The South Core is a thing
We’re starting to lose track of all the impressively curvaceous new skyscrapers developers are proposing for the South Core, a once-neglected slice of downtown located south of Union Station. In the past two weeks, renderings of 20 York Street and 156 Front Street West, two proposed South Core office towers, have made their way onto the web. (Images of the two buildings are above.) If that weren’t enough, Sun Life Financial recently announced a southward move, and Cisco announced its own South Core-related plans. It’s fair to say that Bay and King streets no longer have a monopoly on prestige—now, if we could only find a better name for the ‘hood.
Condo prices continue to teeter
Experts have been cautioning buyers about oversupply in Toronto’s condo market for years, but those calls took on additional urgency earlier this week with the release of a new TD Economics report. According to the Star, TD’s analysts expect Toronto condo prices to tumble by four per cent in each of the next two years, though researchers from other organizations think the actual price correction is likely to be far less severe.

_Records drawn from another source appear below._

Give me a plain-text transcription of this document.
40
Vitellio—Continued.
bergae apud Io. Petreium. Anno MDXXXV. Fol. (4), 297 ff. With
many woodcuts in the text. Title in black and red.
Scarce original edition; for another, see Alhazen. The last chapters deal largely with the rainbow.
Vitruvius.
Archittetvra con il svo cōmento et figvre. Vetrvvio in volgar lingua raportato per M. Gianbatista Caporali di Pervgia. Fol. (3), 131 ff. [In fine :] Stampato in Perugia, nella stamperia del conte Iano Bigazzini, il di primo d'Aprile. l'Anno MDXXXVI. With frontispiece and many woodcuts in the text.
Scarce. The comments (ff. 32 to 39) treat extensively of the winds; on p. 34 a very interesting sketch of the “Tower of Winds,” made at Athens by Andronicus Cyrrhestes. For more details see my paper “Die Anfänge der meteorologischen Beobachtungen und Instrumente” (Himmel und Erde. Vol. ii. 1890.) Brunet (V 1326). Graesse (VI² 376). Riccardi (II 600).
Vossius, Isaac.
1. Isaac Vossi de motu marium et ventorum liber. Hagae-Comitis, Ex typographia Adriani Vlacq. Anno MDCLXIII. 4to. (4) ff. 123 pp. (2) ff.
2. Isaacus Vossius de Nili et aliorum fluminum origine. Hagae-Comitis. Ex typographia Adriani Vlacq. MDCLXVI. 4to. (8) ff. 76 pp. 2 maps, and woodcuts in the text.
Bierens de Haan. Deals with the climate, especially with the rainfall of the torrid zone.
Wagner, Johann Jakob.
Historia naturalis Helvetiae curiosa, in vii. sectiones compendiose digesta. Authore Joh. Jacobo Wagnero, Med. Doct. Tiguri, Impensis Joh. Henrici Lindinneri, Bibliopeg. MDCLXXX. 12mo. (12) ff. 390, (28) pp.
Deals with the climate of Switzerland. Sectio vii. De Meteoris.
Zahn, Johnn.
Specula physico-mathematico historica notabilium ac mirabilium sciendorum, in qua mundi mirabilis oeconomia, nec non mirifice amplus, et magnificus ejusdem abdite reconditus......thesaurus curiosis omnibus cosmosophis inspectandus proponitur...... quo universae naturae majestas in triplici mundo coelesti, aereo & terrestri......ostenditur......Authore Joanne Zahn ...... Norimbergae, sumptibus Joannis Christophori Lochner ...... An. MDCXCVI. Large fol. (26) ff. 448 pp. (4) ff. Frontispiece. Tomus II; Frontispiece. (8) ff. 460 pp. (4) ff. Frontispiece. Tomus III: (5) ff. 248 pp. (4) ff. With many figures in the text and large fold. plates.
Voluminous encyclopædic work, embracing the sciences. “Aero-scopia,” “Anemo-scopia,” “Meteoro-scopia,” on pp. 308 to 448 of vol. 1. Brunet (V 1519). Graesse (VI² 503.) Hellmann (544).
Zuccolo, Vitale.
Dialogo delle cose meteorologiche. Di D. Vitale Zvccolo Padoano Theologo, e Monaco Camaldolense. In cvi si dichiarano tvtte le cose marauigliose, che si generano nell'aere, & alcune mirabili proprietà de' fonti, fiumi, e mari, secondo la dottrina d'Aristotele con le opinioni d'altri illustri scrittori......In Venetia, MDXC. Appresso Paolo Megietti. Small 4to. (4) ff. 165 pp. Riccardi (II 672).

Lack of single-family home listings is driving buyers insane
Even as the condo market limps along, prices for single-family homes continue to soar. In fact, the sellers’ market is so ridiculously robust that it seems as though buyers are starting to come unhinged. As proof, witness the cottage industry that has sprung up around reporting on insane bidding wars. One study says more than half of home sales in Toronto’s trendiest neighbourhoods close over asking. Another study says Canadians are more willing than ever to bid against other buyers for properties they like. General consensus is that this whole desperate situation is being driven by undersupply: there just aren’t enough properties on the market right now to sate Toronto’s home-buying hordes. A slow market for new-builds means things may not change for quite some time.
New priority neighbourhoods are on the way
Toronto’s “priority neighbourhoods” program has been a source of controversy since the city started it eight years ago. Neighbourhoods that received the designation have had to bear the stigma of being singled out for poverty, but have also been on the receiving end of some investment from government organizations and nonprofits like the United Way. Now, the city has devised a new system for deciding which neighbourhoods should have priority status (the new term is “Neighbourhood Improvement Area”), and it seems as though the list of designated areas is in for some big changes. Will home buyers be incensed to learn that their gritty-but-gentrifying neighbourhoods are suddenly on the poor list? Or, will everyone just be happy that taxpayer and charity dollars are going where they’re evidently needed most?